People sometimes confuse prejudice and preconception. Both are assumptions you have without having actual experience or evidence that can tell you whether it is true and not. Because prejudice is a negative preconception, there is pressure to leave your prejudices behind because that is “the right thing to do”. However, that’s entirely the wrong thing to do! Both prejudice and preconceptions are useful generalisations that humans use to make better decisions in the absence of facts. If you are in a rough part of the town and you see someone who looks like a criminal and you believe he is, that is prejudice. He is most likely not a criminal and may even be a social worker who fits perfectly in. However, the rational decision is to cross the street to avoid passing him as this will allow you to avoid risk.
However, when we do get facts that tell us that our prejudice or preconception is wrong, we need to adjust our assumptions. This is where prejudice and preconceptions tend to differ. Prejudice has a tendency to influence our decisions and assumptions even in the presence of facts. This is also true when it comes to gender where we seem not to dare to acknowledge that hundreds of years of systematic differences have made it right to assume, in the absence of facts, that a woman you don’t know have a higher probability of being behind a man of similar age and background in salary, position, or some other characteristics. Not fair, but statistically true (in some countries more than others). However, it is your prejudice that will prevent you from not seeing the actual facts about this particular woman. In my last post, I wrote about how this urge to claim that women in general are as capable of men interacts with our definition of leadership because men have defined what leadership is and where I argue that we need to revisit the definition of leadership.
Also when starting a company or working on an important project, preconceptions often behave like prejudice, they are hard to get rid of even when faced with hard facts. But we also know that a strong conviction is necessary when innovating. You will be told over and over that “it will not work”, and you need to believe in something many others doom to fail. How do you stay the course while adjusting your preconceptions based on facts?
The answer lies in understanding what your foundational beliefs are and what your preconceptions are. Webvan is a famous dot com failure in the online grocery delivery market that illustrates this nicely. The foundational belief in 1996 was that an online shop and delivery of groceries to people’s home has a big potential and can be done with profits. The Webvan preconception was that they needed to basically replicate the in-shop experience and that first-mover advantage, own warehouses, advanced logistics, and a big selection were key success criteria. They forgot to test these preconceptions, and they continued doing the same thing even when faced with hard facts and finally went bankrupt in 2001.
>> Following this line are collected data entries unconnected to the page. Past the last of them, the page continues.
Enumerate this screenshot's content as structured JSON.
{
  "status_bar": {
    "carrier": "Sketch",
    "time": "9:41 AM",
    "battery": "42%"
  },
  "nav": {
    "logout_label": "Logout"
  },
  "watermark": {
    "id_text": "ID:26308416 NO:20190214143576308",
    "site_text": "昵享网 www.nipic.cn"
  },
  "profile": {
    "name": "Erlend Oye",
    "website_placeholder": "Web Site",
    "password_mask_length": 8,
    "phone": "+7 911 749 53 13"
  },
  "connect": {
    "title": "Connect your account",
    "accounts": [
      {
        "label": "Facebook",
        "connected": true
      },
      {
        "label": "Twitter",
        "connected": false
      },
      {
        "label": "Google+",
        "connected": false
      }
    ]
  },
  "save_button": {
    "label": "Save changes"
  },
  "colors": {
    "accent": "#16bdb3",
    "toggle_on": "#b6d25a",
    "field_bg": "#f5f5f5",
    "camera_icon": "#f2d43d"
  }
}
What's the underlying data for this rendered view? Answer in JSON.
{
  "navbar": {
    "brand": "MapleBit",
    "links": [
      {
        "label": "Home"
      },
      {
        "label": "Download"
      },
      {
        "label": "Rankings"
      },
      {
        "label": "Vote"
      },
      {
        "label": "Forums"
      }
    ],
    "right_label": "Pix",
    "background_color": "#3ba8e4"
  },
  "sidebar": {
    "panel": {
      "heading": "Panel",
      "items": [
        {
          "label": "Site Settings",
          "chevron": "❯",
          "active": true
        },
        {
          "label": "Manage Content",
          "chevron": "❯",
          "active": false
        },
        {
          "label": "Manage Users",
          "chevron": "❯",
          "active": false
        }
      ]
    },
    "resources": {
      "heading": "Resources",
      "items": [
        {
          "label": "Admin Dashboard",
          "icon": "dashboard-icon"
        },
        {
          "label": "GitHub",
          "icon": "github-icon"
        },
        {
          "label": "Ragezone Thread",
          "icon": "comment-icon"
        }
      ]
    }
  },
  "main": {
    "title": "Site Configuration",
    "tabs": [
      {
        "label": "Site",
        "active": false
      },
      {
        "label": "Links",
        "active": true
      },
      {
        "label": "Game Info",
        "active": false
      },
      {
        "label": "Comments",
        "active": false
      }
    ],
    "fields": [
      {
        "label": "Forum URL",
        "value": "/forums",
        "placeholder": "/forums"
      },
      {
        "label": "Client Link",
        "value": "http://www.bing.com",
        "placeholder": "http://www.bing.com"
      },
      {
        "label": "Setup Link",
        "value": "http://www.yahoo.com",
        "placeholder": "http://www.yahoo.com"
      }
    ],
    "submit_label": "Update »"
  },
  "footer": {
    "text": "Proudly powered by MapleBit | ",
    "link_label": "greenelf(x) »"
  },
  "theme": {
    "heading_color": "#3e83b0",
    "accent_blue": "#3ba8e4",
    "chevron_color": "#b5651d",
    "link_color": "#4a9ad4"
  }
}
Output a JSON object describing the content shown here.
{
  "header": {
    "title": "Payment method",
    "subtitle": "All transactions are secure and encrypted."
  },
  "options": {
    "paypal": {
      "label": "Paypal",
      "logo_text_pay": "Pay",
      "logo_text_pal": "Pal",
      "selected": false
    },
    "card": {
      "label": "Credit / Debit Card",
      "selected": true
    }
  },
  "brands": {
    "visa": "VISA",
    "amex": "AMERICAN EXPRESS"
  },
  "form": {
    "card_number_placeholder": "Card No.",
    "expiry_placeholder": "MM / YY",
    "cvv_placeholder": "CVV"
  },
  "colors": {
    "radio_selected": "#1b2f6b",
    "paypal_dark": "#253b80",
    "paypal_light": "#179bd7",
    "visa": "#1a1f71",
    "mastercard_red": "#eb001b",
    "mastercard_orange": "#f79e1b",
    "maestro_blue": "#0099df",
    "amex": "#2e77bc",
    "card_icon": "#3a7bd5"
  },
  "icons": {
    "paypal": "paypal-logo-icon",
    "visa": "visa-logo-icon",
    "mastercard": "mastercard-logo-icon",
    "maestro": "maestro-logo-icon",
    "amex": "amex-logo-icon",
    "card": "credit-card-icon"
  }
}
20 years later, there are several quite successful grocery home delivery companies. In Norway, there is one that sees tremendous success, kolonial.no. The foundational belief is the same, but instead of focusing on groceries, this new breed of companies have understood that they are not selling groceries, they are selling time and convenience for busy people. The result is that they look for improvements and opportunities in totally different areas. Webvan might have been able to get to this conclusion, if they had been open about the possibility that their preconceptions were wrong and actually systematically validated their preconceptions.
I have earlier written about a similar concept that I call “pivotal assumptions” and how these can help you get increased velocity in your organisation by systematically identifying them and use them to focus your efforts without being too influenced by uncertainty.
So, stick with your foundational beliefs, but plan for uncertainty and always look out for facts that can falsify your preconceptions!